The current fans shouldn’t feel too left out however, as they’re getting their own improvements, in particular to the “Create” section of the game. Apparently, around 30% of current players also create their own scenarios and tracks using the built-in creation tools, and RailSimulator want to reward these fans by giving them the professional tools used by the team themselves in order to make the player creations even better. And if you think your new train route is something to shout about, you can even sell your creation through Steam and get some cash for your hard work. I imagine the developers will still release their own official content, especially in the form of new trains and official routes, but it’ll be interesting to see how this takes off and what the community make with the new tools.

Community is definitely the correct word here, as RailSimulator are trying to foster even more community spirit with their newest and most interesting feature – Engine Driver. Presented as a social network for fans of both real and simulated trains, Engine Driver will allow those with a passion for locomotives to connect and discuss their area of interest alongside articles written by the team and other enthusiasts. These articles may be about trains in general, or they may even be further tutorials and tip-sharing posts to help newcomers along with the struggles of handling a train. It’s not exactly going to be a Facebook-beater, but Engine Driver is certainly a novel way of engaging the community and bringing them together, as well as keeping them updated on new pieces of content, and possibly even showing off the creations that fans have made.

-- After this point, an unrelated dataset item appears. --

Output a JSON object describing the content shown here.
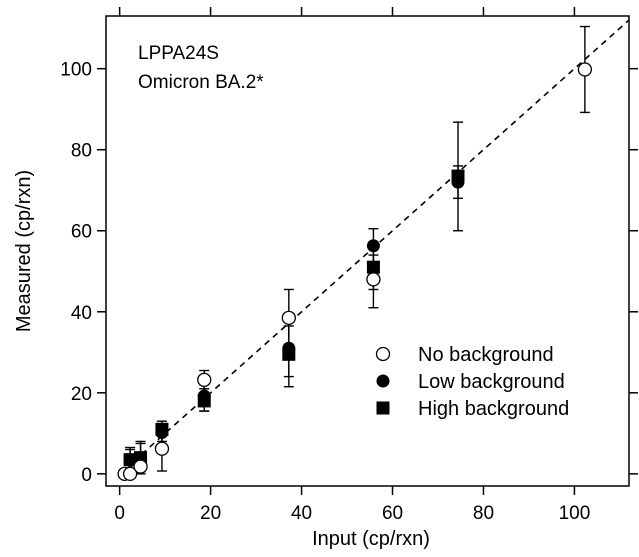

While I didn’t get the chance to see the new edition in action, what I learnt about Train Simulator 2014 definitely piqued my interest. The sexier UI and improved Career mode look set to draw in a new crowd of curious onlookers, while the beefed-up creation tools and social hub that is Engine Driver will please well-established fans. RailSimulator see the base game as a starter kit of sorts, bolstered by their huge array of additional trains and routes to download, so purchasing Train Simulator 2014 grants you access to ten trains and three routes to play with from the off. That said, if you already own an earlier edition of the game, you’ll be instantly upgraded to the new edition for free when it hits Steam and retail stores on September 26th.

Oh, and I had to ask, but there are currently no plans for a Trains Vs Zombies 3. There’s plenty of time until Halloween though, so fingers crossed!